My challenge with forgiveness has sparked an internal enquiry: why do I find it so hard? How can I do it? Can I learn to do it? It led me to write an article about it, which was on Amaliah, a platform I love and am honoured to be featured on. You can read the article here.
My enquiry continues, and my goal for next year is to forgive myself and others. I am not giving up until I master it, because I think it is a huge act of grace and strength, and one of the most god-like things a human can do. And maybe the fact that I am being quite stoic about the fact I’m not there yet indicates progress with the compassion goal 🙂
‘Creativity starts with a leap of faith – telling your fears they are not allowed where you are headed’.Beyoncé Knowles-Carter
I) Tickling the Tiger
My biggest dreams are also my biggest fears. They are primarily centred around my creativity, and they manifest as huge, sinister monoliths which I can never hope to overcome. That’s what I have told myself anyway, and then I have told myself off and called myself nasty names (read all of the above points – a work in progress).
I have learned with time that fear isn’t real. The terrible things I imagine happening if I pursue my dreams – failure, rejection, being laughed at, losing everything I own – aren’t actually real. The failure I see in my head is a caricature monster version of what failure will look like in real life. My mind turns fears into fanged phantoms to keep me safe from the perceived threat of even trying.
Fears seems to be like huge tsunamis which I see and instinctively want to run away from. In moments of clarity, however, I have imagined staying my ground, and playing chicken with the wave. I have done this with fears in my life: submitting articles to be published, calling someone to apologise for something I’ve done. As soon as it touches my skin, the tidal wave disappears like a puff of smoke. The wave is a projected illusion; it is not real. The only way it stays fearful is if I continue to run away from it.
Next year, I am playing a game called Tickle the Tiger. My fears only dominate me when they retain their monolithic bulk, for they seem too large to tackle. I figure that if I scratch away at them everyday – and remove even a chip off the monolith – then I making more progress in conquering them than if I didn’t try at all. My fears are the tigers, and I am committing to tickling them everyday – in other words, doing one small thing to dispel the myth that they are terrible and terrifying and insurmountable, and just doing one thing everyday to interact with them and, with time, reduce them.
II) Shooting for stars
I am beginning to learn that courage doesn’t mean always getting things right. It’s easy to look at social media and people’s success stories and conclude that if you’re courageous – you take that risk, you act against popular opinion – you’ll be rewarded with success. What I haven’t paid so much attention to is the many, many times people take risks which ‘fail’, or don’t open that magical door. And we never see those on Instagram, either.

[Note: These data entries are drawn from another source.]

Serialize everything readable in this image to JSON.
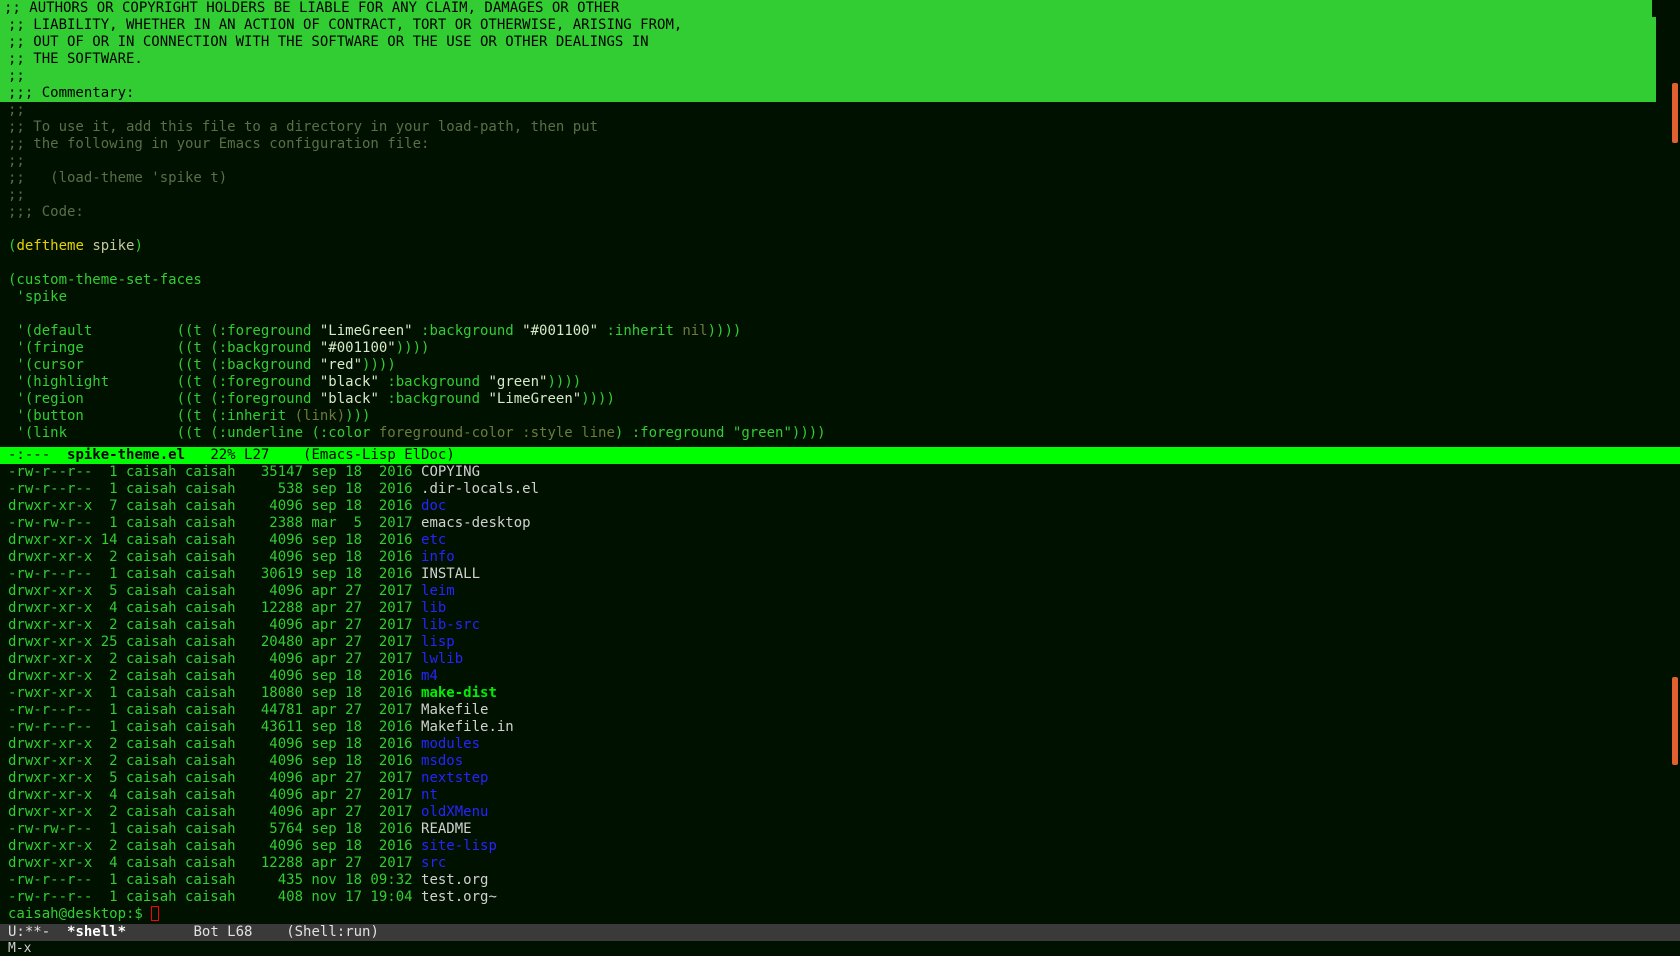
{
  "editor": {
    "highlighted_lines": [
      ";; AUTHORS OR COPYRIGHT HOLDERS BE LIABLE FOR ANY CLAIM, DAMAGES OR OTHER",
      ";; LIABILITY, WHETHER IN AN ACTION OF CONTRACT, TORT OR OTHERWISE, ARISING FROM,",
      ";; OUT OF OR IN CONNECTION WITH THE SOFTWARE OR THE USE OR OTHER DEALINGS IN",
      ";; THE SOFTWARE.",
      ";;",
      ";;; Commentary:"
    ],
    "comment_lines": [
      ";;",
      ";; To use it, add this file to a directory in your load-path, then put",
      ";; the following in your Emacs configuration file:",
      ";;",
      ";;   (load-theme 'spike t)",
      ";;",
      ";;; Code:"
    ],
    "deftheme": {
      "open": "(",
      "keyword": "deftheme",
      "name": "spike",
      "close": ")"
    },
    "custom_faces": "(custom-theme-set-faces",
    "theme_quote": " 'spike",
    "face_lines": [
      {
        "face": " '(default          ",
        "spec_pre": "((t (:foreground ",
        "s1": "\"LimeGreen\"",
        "mid": " :background ",
        "s2": "\"#001100\"",
        "tail_pre": " :inherit ",
        "tail_dim": "nil",
        "end": "))))"
      },
      {
        "face": " '(fringe           ",
        "spec_pre": "((t (:background ",
        "s1": "\"#001100\"",
        "mid": "",
        "s2": "",
        "tail_pre": "",
        "tail_dim": "",
        "end": "))))"
      },
      {
        "face": " '(cursor           ",
        "spec_pre": "((t (:background ",
        "s1": "\"red\"",
        "mid": "",
        "s2": "",
        "tail_pre": "",
        "tail_dim": "",
        "end": "))))"
      },
      {
        "face": " '(highlight        ",
        "spec_pre": "((t (:foreground ",
        "s1": "\"black\"",
        "mid": " :background ",
        "s2": "\"green\"",
        "tail_pre": "",
        "tail_dim": "",
        "end": "))))"
      },
      {
        "face": " '(region           ",
        "spec_pre": "((t (:foreground ",
        "s1": "\"black\"",
        "mid": " :background ",
        "s2": "\"LimeGreen\"",
        "tail_pre": "",
        "tail_dim": "",
        "end": "))))"
      },
      {
        "face": " '(button           ",
        "spec_pre": "((t (:inherit ",
        "s1": "",
        "mid": "",
        "s2": "",
        "tail_pre": "",
        "tail_dim": "(link)",
        "end": ")))"
      },
      {
        "face": " '(link             ",
        "spec_pre": "((t (:underline (:color ",
        "s1": "",
        "mid": "",
        "s2": "",
        "tail_pre": "",
        "tail_dim": "foreground-color :style line",
        "end": ") :foreground \"green\"))))"
      }
    ]
  },
  "top_modeline": {
    "status": "-:---  ",
    "buffer": "spike-theme.el",
    "position": "   22% L27    ",
    "modes": "(Emacs-Lisp ElDoc)"
  },
  "shell": {
    "rows": [
      {
        "perm": "-rw-r--r--  1 caisah caisah   35147 sep 18  2016 ",
        "name": "COPYING",
        "kind": "file"
      },
      {
        "perm": "-rw-r--r--  1 caisah caisah     538 sep 18  2016 ",
        "name": ".dir-locals.el",
        "kind": "file"
      },
      {
        "perm": "drwxr-xr-x  7 caisah caisah    4096 sep 18  2016 ",
        "name": "doc",
        "kind": "dir"
      },
      {
        "perm": "-rw-rw-r--  1 caisah caisah    2388 mar  5  2017 ",
        "name": "emacs-desktop",
        "kind": "file"
      },
      {
        "perm": "drwxr-xr-x 14 caisah caisah    4096 sep 18  2016 ",
        "name": "etc",
        "kind": "dir"
      },
      {
        "perm": "drwxr-xr-x  2 caisah caisah    4096 sep 18  2016 ",
        "name": "info",
        "kind": "dir"
      },
      {
        "perm": "-rw-r--r--  1 caisah caisah   30619 sep 18  2016 ",
        "name": "INSTALL",
        "kind": "file"
      },
      {
        "perm": "drwxr-xr-x  5 caisah caisah    4096 apr 27  2017 ",
        "name": "leim",
        "kind": "dir"
      },
      {
        "perm": "drwxr-xr-x  4 caisah caisah   12288 apr 27  2017 ",
        "name": "lib",
        "kind": "dir"
      },
      {
        "perm": "drwxr-xr-x  2 caisah caisah    4096 apr 27  2017 ",
        "name": "lib-src",
        "kind": "dir"
      },
      {
        "perm": "drwxr-xr-x 25 caisah caisah   20480 apr 27  2017 ",
        "name": "lisp",
        "kind": "dir"
      },
      {
        "perm": "drwxr-xr-x  2 caisah caisah    4096 apr 27  2017 ",
        "name": "lwlib",
        "kind": "dir"
      },
      {
        "perm": "drwxr-xr-x  2 caisah caisah    4096 sep 18  2016 ",
        "name": "m4",
        "kind": "dir"
      },
      {
        "perm": "-rwxr-xr-x  1 caisah caisah   18080 sep 18  2016 ",
        "name": "make-dist",
        "kind": "exe"
      },
      {
        "perm": "-rw-r--r--  1 caisah caisah   44781 apr 27  2017 ",
        "name": "Makefile",
        "kind": "file"
      },
      {
        "perm": "-rw-r--r--  1 caisah caisah   43611 sep 18  2016 ",
        "name": "Makefile.in",
        "kind": "file"
      },
      {
        "perm": "drwxr-xr-x  2 caisah caisah    4096 sep 18  2016 ",
        "name": "modules",
        "kind": "dir"
      },
      {
        "perm": "drwxr-xr-x  2 caisah caisah    4096 sep 18  2016 ",
        "name": "msdos",
        "kind": "dir"
      },
      {
        "perm": "drwxr-xr-x  5 caisah caisah    4096 apr 27  2017 ",
        "name": "nextstep",
        "kind": "dir"
      },
      {
        "perm": "drwxr-xr-x  4 caisah caisah    4096 apr 27  2017 ",
        "name": "nt",
        "kind": "dir"
      },
      {
        "perm": "drwxr-xr-x  2 caisah caisah    4096 apr 27  2017 ",
        "name": "oldXMenu",
        "kind": "dir"
      },
      {
        "perm": "-rw-rw-r--  1 caisah caisah    5764 sep 18  2016 ",
        "name": "README",
        "kind": "file"
      },
      {
        "perm": "drwxr-xr-x  2 caisah caisah    4096 sep 18  2016 ",
        "name": "site-lisp",
        "kind": "dir"
      },
      {
        "perm": "drwxr-xr-x  4 caisah caisah   12288 apr 27  2017 ",
        "name": "src",
        "kind": "dir"
      },
      {
        "perm": "-rw-r--r--  1 caisah caisah     435 nov 18 09:32 ",
        "name": "test.org",
        "kind": "file"
      },
      {
        "perm": "-rw-r--r--  1 caisah caisah     408 nov 17 19:04 ",
        "name": "test.org~",
        "kind": "file"
      }
    ],
    "prompt": "caisah@desktop:$ "
  },
  "bottom_modeline": {
    "status": "U:**-  ",
    "buffer": "*shell*",
    "position": "        Bot L68    ",
    "modes": "(Shell:run)"
  },
  "echo_area": {
    "text": "M-x"
  },
  "colors": {
    "background": "#001100",
    "foreground": "#32cd32",
    "directory": "#2525ff",
    "cursor": "#ff0000",
    "active_modeline": "#00ff00"
  }
}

It is easy to see courage as synonymous with success, and fear with failure. The old adage of ‘(s)he who dares, wins’, seems to suggest that courage must entail victory, and social media helps to perpetuate it, with pristine images of people’s success stories and the great end result. But it’s erroneous to conflate courage with the outcome of courageous actions.
I have concluded that courage is granting yourself the right to try, no matter what the outcome.
I have limited myself a lot in the past by being discouraged after an act of courage has resulted in ‘failure’ – or not getting my desired result. I realise I have penalised myself for having the courage to try and fail by denying myself another shot.
However, I am finally accepting that the only difference between me and the perennially brave is that they don’t let failure limit how many chances they have going forward. Actually, as I write that I realise I don’t even know who ‘they’ are – I think the ‘brave ones’ are a tribe I’ve created to make myself feel small and like I’m not doing as much as others. So I’m scrapping that, too.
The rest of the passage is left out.